Self-Mined Hard Prompts Cut Jailbreak Success but Spike Refusal Rates
A new safety fine-tuning technique for language models has been introduced by researchers. This method evaluates potential prompts based on the frequency of harmful judgments from the target model’s own rollouts and fine-tunes using the most challenging prompts alongside non-jailbroken rollouts. When applied to Llama-3-8B-Instruct and Llama-3.2-3B-Instruct, it lowers the success rate of WildJailbreak attacks from 11.5% and 20.1% to between 1% and 3%. However, it raises the refusal rate for benign prompts resembling jailbreaks from 14-22% to 74-94%. By mixing hard prompts with adversarial benign ones at a 1:1 ratio, refusal rates decrease to 30-51% for 8B and 52-72% for 3B, with a slight reduction in ASR by 2-6 percentage points. Training on the most difficult half of the eligible prompts within this mixed approach further reduces ASR by 35-50%, approximately 3 percentage points. This method is elaborated in a paper available on arXiv (2605.03226).
Key facts
- Method scores prompts by how often target model's own rollouts are judged harmful.

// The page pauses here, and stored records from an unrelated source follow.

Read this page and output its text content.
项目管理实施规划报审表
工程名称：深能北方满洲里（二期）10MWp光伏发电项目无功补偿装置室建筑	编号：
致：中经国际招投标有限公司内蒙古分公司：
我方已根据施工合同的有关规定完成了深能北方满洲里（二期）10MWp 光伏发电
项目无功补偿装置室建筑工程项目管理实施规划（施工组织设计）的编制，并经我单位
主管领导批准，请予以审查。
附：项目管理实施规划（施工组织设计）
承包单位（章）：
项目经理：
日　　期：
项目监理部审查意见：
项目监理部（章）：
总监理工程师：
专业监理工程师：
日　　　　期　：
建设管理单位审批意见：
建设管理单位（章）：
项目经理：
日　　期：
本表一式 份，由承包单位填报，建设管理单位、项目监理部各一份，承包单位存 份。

- Fine-tunes on hardest prompts paired with non-jailbroken rollouts.
- Tested on Llama-3-8B-Instruct and Llama-3.2-3B-Instruct.
- WildJailbreak ASR reduced from 11.5% and 20.1% to 1-3%.

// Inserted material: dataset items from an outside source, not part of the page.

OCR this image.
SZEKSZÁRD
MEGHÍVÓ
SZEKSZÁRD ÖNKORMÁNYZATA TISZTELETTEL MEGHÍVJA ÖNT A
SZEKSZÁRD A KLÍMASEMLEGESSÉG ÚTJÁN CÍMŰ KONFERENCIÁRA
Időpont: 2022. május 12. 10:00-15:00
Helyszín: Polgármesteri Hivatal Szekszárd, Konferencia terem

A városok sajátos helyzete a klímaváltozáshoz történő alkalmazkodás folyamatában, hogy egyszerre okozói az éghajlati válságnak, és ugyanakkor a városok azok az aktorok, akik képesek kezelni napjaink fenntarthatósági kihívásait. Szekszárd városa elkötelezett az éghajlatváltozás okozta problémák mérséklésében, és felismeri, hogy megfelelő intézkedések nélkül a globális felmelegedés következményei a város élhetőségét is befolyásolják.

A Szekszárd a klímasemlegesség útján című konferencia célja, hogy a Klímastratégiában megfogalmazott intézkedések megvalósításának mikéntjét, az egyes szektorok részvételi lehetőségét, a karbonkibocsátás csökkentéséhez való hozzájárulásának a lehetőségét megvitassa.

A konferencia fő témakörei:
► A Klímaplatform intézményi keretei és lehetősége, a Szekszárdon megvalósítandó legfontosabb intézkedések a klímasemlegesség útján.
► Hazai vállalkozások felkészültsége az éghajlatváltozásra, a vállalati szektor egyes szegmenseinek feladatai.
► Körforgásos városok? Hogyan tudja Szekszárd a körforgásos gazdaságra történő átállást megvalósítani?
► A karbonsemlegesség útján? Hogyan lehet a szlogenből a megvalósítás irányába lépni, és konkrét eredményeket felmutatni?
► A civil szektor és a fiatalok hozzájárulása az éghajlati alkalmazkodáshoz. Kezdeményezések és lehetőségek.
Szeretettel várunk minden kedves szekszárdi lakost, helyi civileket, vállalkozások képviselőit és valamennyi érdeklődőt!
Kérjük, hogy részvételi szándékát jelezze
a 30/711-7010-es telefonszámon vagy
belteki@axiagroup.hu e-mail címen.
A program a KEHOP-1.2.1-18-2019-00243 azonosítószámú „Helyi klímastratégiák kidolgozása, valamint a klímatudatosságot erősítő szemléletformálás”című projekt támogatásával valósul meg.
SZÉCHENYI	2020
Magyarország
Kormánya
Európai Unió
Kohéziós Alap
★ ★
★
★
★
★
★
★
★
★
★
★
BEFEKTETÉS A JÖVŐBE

- Refusal on jailbreak-shaped benign prompts increased from 14-22% to 74-94%.
- Interleaving hard prompts 1:1 with adversarially-framed benign prompts cuts refusal to 30-51% (8B) and 52-72% (3B).
- Mixed regime costs 2-6 percentage points of ASR.
- Training on hardest half of eligible pool cuts remaining ASR by 35-50%.
Entities
Institutions
- arXiv